Klier celebrated his 35th birthday just over two weeks ago. The topic of retirement certainly does not seem to be a new one for Klier, but like everything Klier, he looks at it in a different way than you’d expect. I didn’t just end up asking about retirement though, again, like everything Klier, we just ended up barreling down a completely different path than I originally expected.
Jered Gruber: Do you have a best friend or ally in the team or in the peloton?
Andreas Klier: I had. Servais Knaven, but he stopped, and he’ll be a sport director next year for Team Sky.
JG: What’s it like to see a friend go?
AK: I think he will love it when he passes me in the races or on a mountain. I have no enemies in the peloton, a lot of friends, but he’s a very good friend. It will be strange not to have him there. He’s 39 though, so it was time for him.
JG: What brought you together?
AK: We raced together my first year at Farm Frites. We were always roommates, then at T-Mobile, we raced together as well. He was a very good guy. He also lives in Belgium, close to the border of Holland.
JG: What are you thinking about in terms of life after cycling?
AK: I don’t know how long I will stay in the sport. I really don’t have any idea.
JG: Youve shown without question that youre a fantastic road captain. With that in mind, would you consider moving into a role as a director?
AK: I will never be a director.
JG: Why is that?
AK: Because I want to stay at home. It’s very easy.
JG: So when you’re done, you’re done?
AK: When I’m racing, I’m still looking for a new job outside of cycling. I will not stop racing until I have a new job. When I have a new job, I’ll stop racing. If I find a job where I think this is nice, this is good for me, then I’ll stop. I won’t stop before then, or of course, if I don’t get a new contract, then I’ll stop [almost smiles].
JG: Obviously, you’re not going to be the IT guy.
AK: True. I don’t know. I have no idea. I would like to stay in one spot.

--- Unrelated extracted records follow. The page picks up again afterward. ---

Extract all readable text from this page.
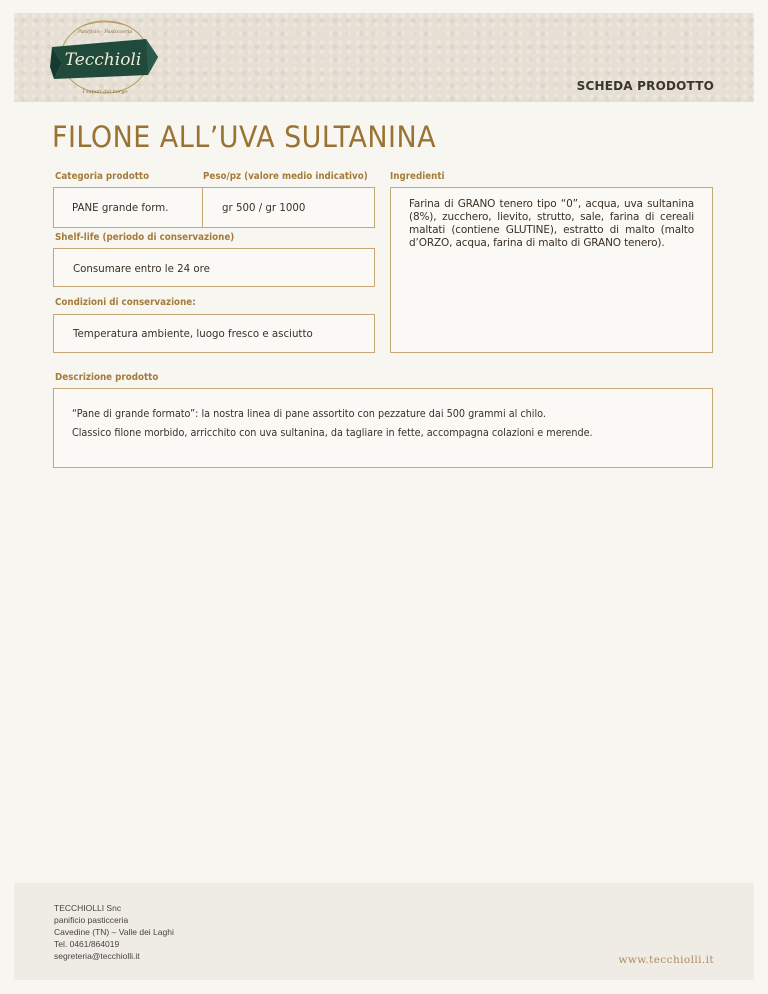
Tecchioli
Panificio - Pasticceria
I sapori del borgo	SCHEDA PRODOTTO
FILONE ALL’UVA SULTANINA
Categoria prodotto
PANE grande form.
Peso/pz (valore medio indicativo)
gr 500 / gr 1000
Shelf-life (periodo di conservazione)
Consumare entro le 24 ore
Condizioni di conservazione:
Temperatura ambiente, luogo fresco e asciutto
Ingredienti
Farina di GRANO tenero tipo “0”, acqua, uva sultanina (8%), zucchero, lievito, strutto, sale, farina di cereali maltati (contiene GLUTINE), estratto di malto (malto d’ORZO, acqua, farina di malto di GRANO tenero).
Descrizione prodotto
“Pane di grande formato”: la nostra linea di pane assortito con pezzature dai 500 grammi al chilo.
Classico filone morbido, arricchito con uva sultanina, da tagliare in fette, accompagna colazioni e merende.
TECCHIOLLI Snc
panificio pasticceria
Cavedine (TN) – Valle dei Laghi
Tel. 0461/864019
segreteria@tecchiolli.it	www.tecchiolli.it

This year, I’m not thinking about this, because I want to sign a new contract.
JG: You’re still young.
AK: [Laughs] Thank you, but not really. My dream job would be to take a job as a gardener in Mallorca. I want to make enough money to pay for everything as normal. I have a garden at home, and I love it. I’m just the gardener for cutting and trimming.
My idea is to work as a gardener and a guy that gets stuff done, because a lot of of rich people have really big holiday houses and gardens in Mallorca. I’ll pick them up from the airport when they come on holiday, put a pineapple on the table, and set out some wine for them. Work in their gardens, make a little money, and at six o clock, I’m at home. I’ll be outside all day, and if I don’t want to work for a little bit, I can sit next to their pool for a little bit. No more stress anymore.
It’s a good idea. Maybe it’s also a lot of work, but it sounds good to me. It’s one idea.
When talking to Andreas, you get the idea, the understanding, that he’s a great guy, a simple guy, someone who doesn’t need or ask for much. Back home in Mallorca, Klier has a home, but he noted that hes currently building two more. It was a curious thing to mention, and it sounded like a bit much for a salt of the earth person like Klier. Ashley perked up at the mention and asked him why he was building two more houses.
“I’m building them for my two children. I want them to have a place to live when they grow older. I want them to be able to have a home and be able to do whatever they want. If they want to be a carpenter. Fine. I don’t want them to have to work in a bank or somewhere they don’t want to just so they can make rent or get by.”